During this time, the doctors told his wife Kim to keep talking to him throughout the process.

“During that time was our wedding anniversary and he had a surgury scheduled for that day. I just told him that when I took those vows I was very serious to love to honor in sickness and in health till death due us part. I also told him, but it's not happening today big boy," says, Kim Erlandson.

And he did make it, despite all odds. One hundred and eleven days and a rare amount of time on the ecmo machine. Jim was one of the lucky ones and pulled through in just enough time for Christmas.

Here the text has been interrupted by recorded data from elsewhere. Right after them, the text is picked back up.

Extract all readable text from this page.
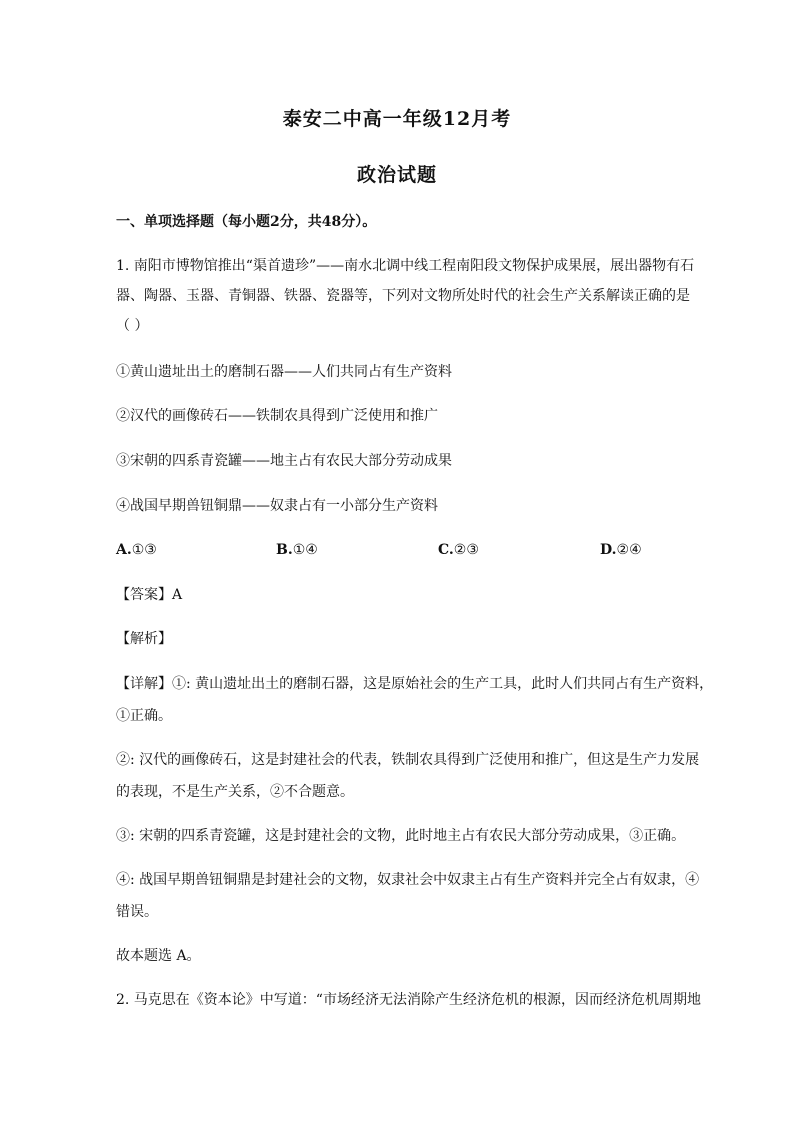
泰安二中高一年级12月考
政治试题
一、单项选择题（每小题2分，共48分）。
1. 南阳市博物馆推出“渠首遗珍”——南水北调中线工程南阳段文物保护成果展，展出器物有石
器、陶器、玉器、青铜器、铁器、瓷器等，下列对文物所处时代的社会生产关系解读正确的是
（ ）
①黄山遗址出土的磨制石器——人们共同占有生产资料
②汉代的画像砖石——铁制农具得到广泛使用和推广
③宋朝的四系青瓷罐——地主占有农民大部分劳动成果
④战国早期兽钮铜鼎——奴隶占有一小部分生产资料
A.①③	B.①④	C.②③	D.②④
【答案】A
【解析】
【详解】①: 黄山遗址出土的磨制石器，这是原始社会的生产工具，此时人们共同占有生产资料，
①正确。
②: 汉代的画像砖石，这是封建社会的代表，铁制农具得到广泛使用和推广，但这是生产力发展
的表现，不是生产关系，②不合题意。
③: 宋朝的四系青瓷罐，这是封建社会的文物，此时地主占有农民大部分劳动成果，③正确。
④: 战国早期兽钮铜鼎是封建社会的文物，奴隶社会中奴隶主占有生产资料并完全占有奴隶，④
错误。
故本题选 A。
2. 马克思在《资本论》中写道：“市场经济无法消除产生经济危机的根源，因而经济危机周期地
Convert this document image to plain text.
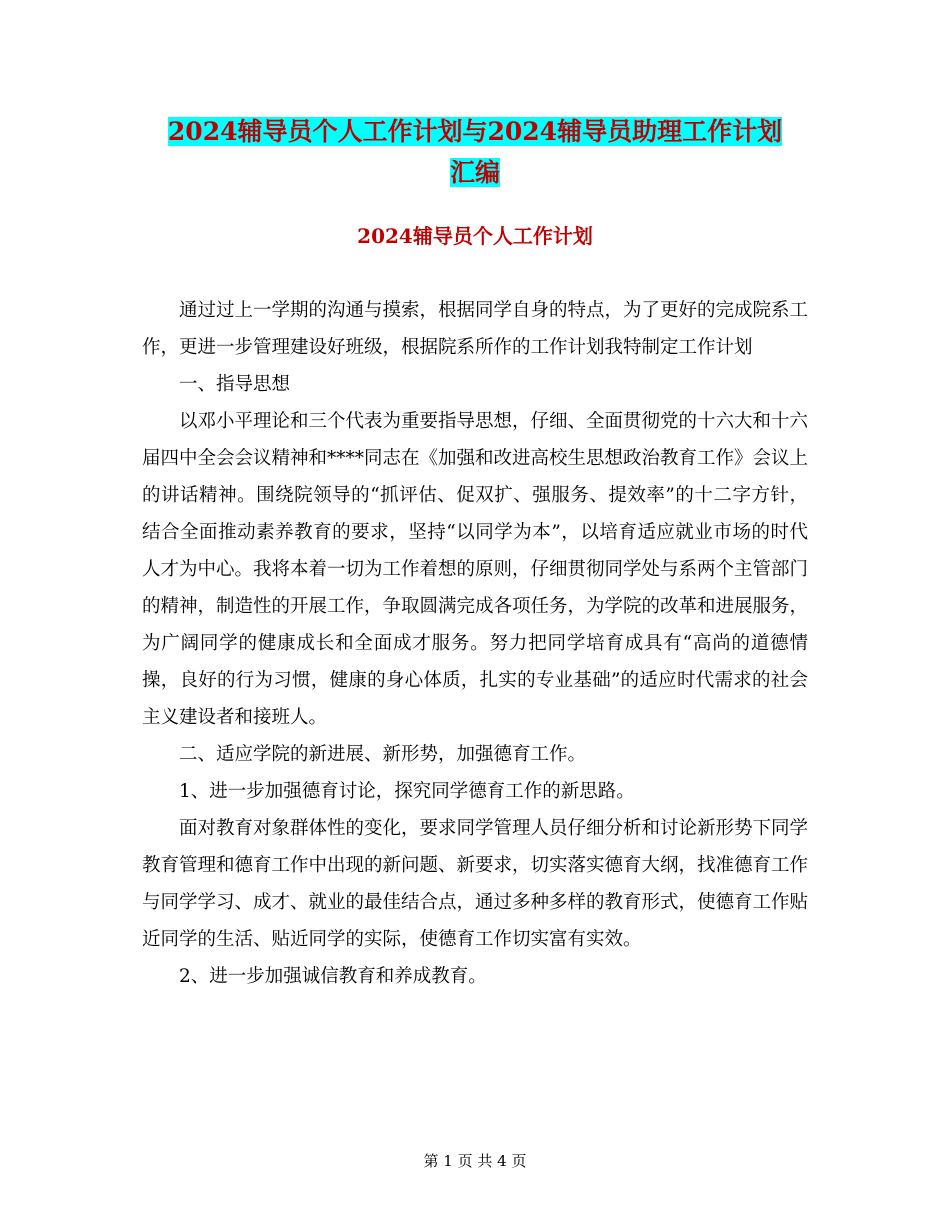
2024辅导员个人工作计划与2024辅导员助理工作计划
汇编
2024辅导员个人工作计划

通过过上一学期的沟通与摸索，根据同学自身的特点，为了更好的完成院系工作，更进一步管理建设好班级，根据院系所作的工作计划我特制定工作计划

一、指导思想

以邓小平理论和三个代表为重要指导思想，仔细、全面贯彻党的十六大和十六届四中全会会议精神和****同志在《加强和改进高校生思想政治教育工作》会议上的讲话精神。围绕院领导的“抓评估、促双扩、强服务、提效率”的十二字方针，结合全面推动素养教育的要求，坚持“以同学为本”，以培育适应就业市场的时代人才为中心。我将本着一切为工作着想的原则，仔细贯彻同学处与系两个主管部门的精神，制造性的开展工作，争取圆满完成各项任务，为学院的改革和进展服务，为广阔同学的健康成长和全面成才服务。努力把同学培育成具有“高尚的道德情操，良好的行为习惯，健康的身心体质，扎实的专业基础”的适应时代需求的社会主义建设者和接班人。

二、适应学院的新进展、新形势，加强德育工作。

1、进一步加强德育讨论，探究同学德育工作的新思路。

面对教育对象群体性的变化，要求同学管理人员仔细分析和讨论新形势下同学教育管理和德育工作中出现的新问题、新要求，切实落实德育大纲，找准德育工作与同学学习、成才、就业的最佳结合点，通过多种多样的教育形式，使德育工作贴近同学的生活、贴近同学的实际，使德育工作切实富有实效。

2、进一步加强诚信教育和养成教育。

第 1 页 共 4 页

“Once I got through that and got off that then it was a matter of starting rehab. We kinda set the date around then, first of Decemeber. So I could be home by Christmas; and we made it. Just being out of the hospital I mean, after spending that much time there and being home with the family and the dogs and it was just nice to be home, it really was. If you have any pain or anything don't hesitate and go get it checked out immediately because it at least gives yourself a shot," says, Jim.